Rolling into Golmud, described by some as the armpit of China, I was delighted to find there was a train to Lhasa just an hour later. Having secured my hard-sleeper ticket I looked forward to travelling on one of China’s most modern trains.

This train journey is an epic. Only a few years ago, engineers from across the world told the Chinese that building a track from Qinghai to Tibet was impossible. Almost half of the track would need to be laid across ice, with the highest point of the journey being over 5000 metres above sea level at the Tangula pass. Undeterred, the Chinese developed a way to build it. Don’t ask me the engineering details, but I do know something about liquid nitrogen to stop the ice melting and numerous bridges over permafrost and tunnels through mountains. It’s a highly controversial railway. It’s helped facilitate even greater Chinese migration to Tibet, which has high cultural costs for Tibetans. The damage to the fragile eco-system on the Tibetan plateau has yet to be established. It’s there to stay though, and may even be extended to Shigatse.

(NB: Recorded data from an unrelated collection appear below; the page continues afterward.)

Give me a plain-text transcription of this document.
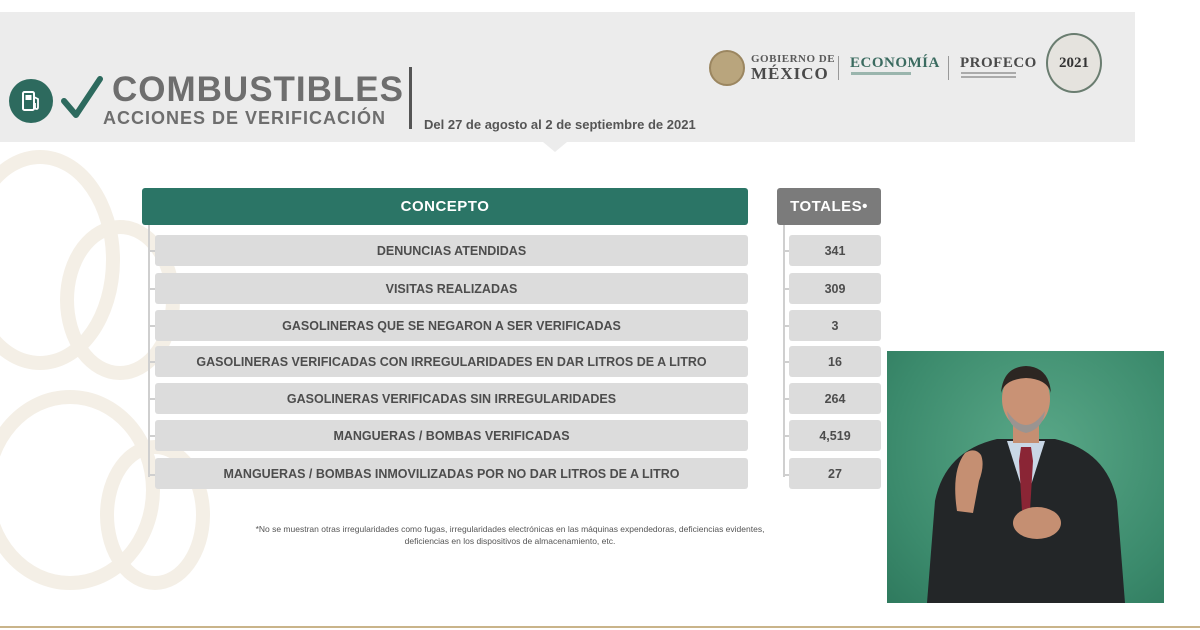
COMBUSTIBLES
ACCIONES DE VERIFICACIÓN	Del 27 de agosto al 2 de septiembre de 2021
GOBIERNO DE
MÉXICO
ECONOMÍA PROFECO	2021
CONCEPTO	TOTALES•
DENUNCIAS ATENDIDAS	341
VISITAS REALIZADAS	309
GASOLINERAS QUE SE NEGARON A SER VERIFICADAS	3
GASOLINERAS VERIFICADAS CON IRREGULARIDADES EN DAR LITROS DE A LITRO	16
GASOLINERAS VERIFICADAS SIN IRREGULARIDADES	264
MANGUERAS / BOMBAS VERIFICADAS	4,519
MANGUERAS / BOMBAS INMOVILIZADAS POR NO DAR LITROS DE A LITRO	27
*No se muestran otras irregularidades como fugas, irregularidades electrónicas en las máquinas expendedoras, deficiencias evidentes,
deficiencias en los dispositivos de almacenamiento, etc.
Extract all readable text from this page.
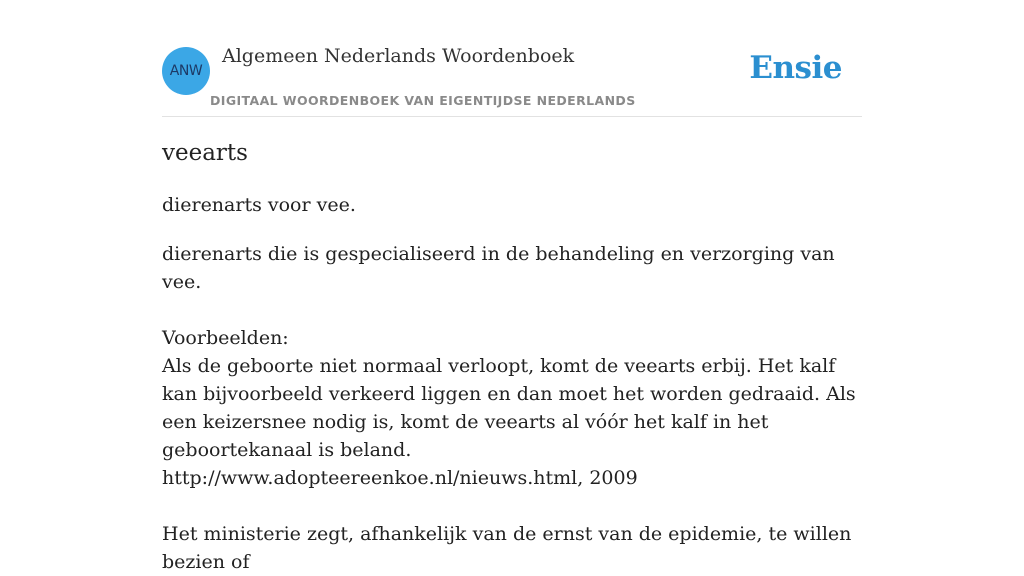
ANW
Algemeen Nederlands Woordenboek
DIGITAAL WOORDENBOEK VAN EIGENTIJDSE NEDERLANDS
Ensie
veearts
dierenarts voor vee.

dierenarts die is gespecialiseerd in de behandeling en verzorging van vee.

Voorbeelden:

Als de geboorte niet normaal verloopt, komt de veearts erbij. Het kalf kan bijvoorbeeld verkeerd liggen en dan moet het worden gedraaid. Als een keizersnee nodig is, komt de veearts al vóór het kalf in het geboortekanaal is beland.

http://www.adopteereenkoe.nl/nieuws.html, 2009

Het ministerie zegt, afhankelijk van de ernst van de epidemie, te willen bezien of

The train journey takes you across the northern plains of Tibet, the domain of Tibetan nomads for millenia. I saw herds of yak mingling with Chinese government buildings. Endless plains, meeting mountains far into the distance, snow-capped ranges providing a stunning backdrop. Blue, blue lakes dotting the plains and sparkling rivers attempting to run their course despite half of the surface water being frozen solid. The lowlight of the journey was the Chinese man in the bunk below me who coughed up his lungs and spat into the bin once every ten minutes. I contemplated gagging him with the onboard oxygen outlet above his bed, but you only get a mask in soft-sleeper.

Altitude sickness is a real concern on the journey, and I had to complete a health questionnaire before boarding the train. Diamox from home helped smooth the ascent, although my iPod gave out at the highest point on the journey (and is being nursed carefully back to health as I write…).

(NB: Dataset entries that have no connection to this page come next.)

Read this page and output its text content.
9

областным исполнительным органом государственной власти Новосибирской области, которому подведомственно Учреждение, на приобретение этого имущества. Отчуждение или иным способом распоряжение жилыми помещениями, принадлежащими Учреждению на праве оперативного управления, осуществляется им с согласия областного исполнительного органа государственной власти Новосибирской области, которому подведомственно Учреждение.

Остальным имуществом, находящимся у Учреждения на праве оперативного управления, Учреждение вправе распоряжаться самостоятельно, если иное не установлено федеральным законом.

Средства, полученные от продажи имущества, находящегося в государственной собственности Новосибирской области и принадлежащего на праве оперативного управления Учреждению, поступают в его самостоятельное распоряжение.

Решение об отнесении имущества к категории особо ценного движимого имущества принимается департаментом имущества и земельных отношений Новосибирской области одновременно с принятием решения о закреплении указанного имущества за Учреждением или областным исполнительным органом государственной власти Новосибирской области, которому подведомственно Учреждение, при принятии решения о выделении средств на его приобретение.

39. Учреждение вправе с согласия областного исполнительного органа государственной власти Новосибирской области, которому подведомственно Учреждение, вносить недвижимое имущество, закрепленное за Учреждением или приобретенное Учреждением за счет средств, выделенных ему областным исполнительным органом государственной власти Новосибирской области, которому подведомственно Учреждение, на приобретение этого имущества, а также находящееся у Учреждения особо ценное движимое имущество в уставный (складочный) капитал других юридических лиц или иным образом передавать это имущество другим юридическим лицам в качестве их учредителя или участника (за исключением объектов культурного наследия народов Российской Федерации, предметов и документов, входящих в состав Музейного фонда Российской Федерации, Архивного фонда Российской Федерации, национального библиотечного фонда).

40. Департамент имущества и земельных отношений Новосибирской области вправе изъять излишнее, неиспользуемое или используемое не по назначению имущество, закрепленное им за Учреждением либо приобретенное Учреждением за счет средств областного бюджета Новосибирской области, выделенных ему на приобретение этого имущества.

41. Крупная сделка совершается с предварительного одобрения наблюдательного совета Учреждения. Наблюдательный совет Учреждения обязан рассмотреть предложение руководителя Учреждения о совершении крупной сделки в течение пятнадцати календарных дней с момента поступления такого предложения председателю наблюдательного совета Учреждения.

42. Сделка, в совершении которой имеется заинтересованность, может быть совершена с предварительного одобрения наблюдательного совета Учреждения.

I have read so much about Tibet and the level of Chinese influence here that I knew not to have my hopes too high for Lhasa. I’m expecting the best Tibetan gems to be outside the city. Nonetheless, as the taxi pulled away from the train station and drove through the city, I felt my heart break. Wide asphalt roads, neon lights, newly planted trees along the sides of the wide boulevards, lamposts that could be spares from Tiananmen Square, karaoke bars, yet more neon, loads of brand-new government and military buildings. I grew more sad with each passing minute. This is light years away from the Tibet we all imagine.

Then, catching a glimpse of the incredible Potala Palace, a sliver of joy, then towards the Barkhor (Tibetan) area, with the Jokhang Temple - and my hotel. A brief wander around the Barkhor this evening has restored my broken heart, and I can’t wait to see this place in daylight.

So, that was my journey to the rooftop of the world. Tibet has been one of the destinations that has caused the greatest number of dreamy smiles while I was in the trip-planning stages at home. And now I’m here. In Tibet.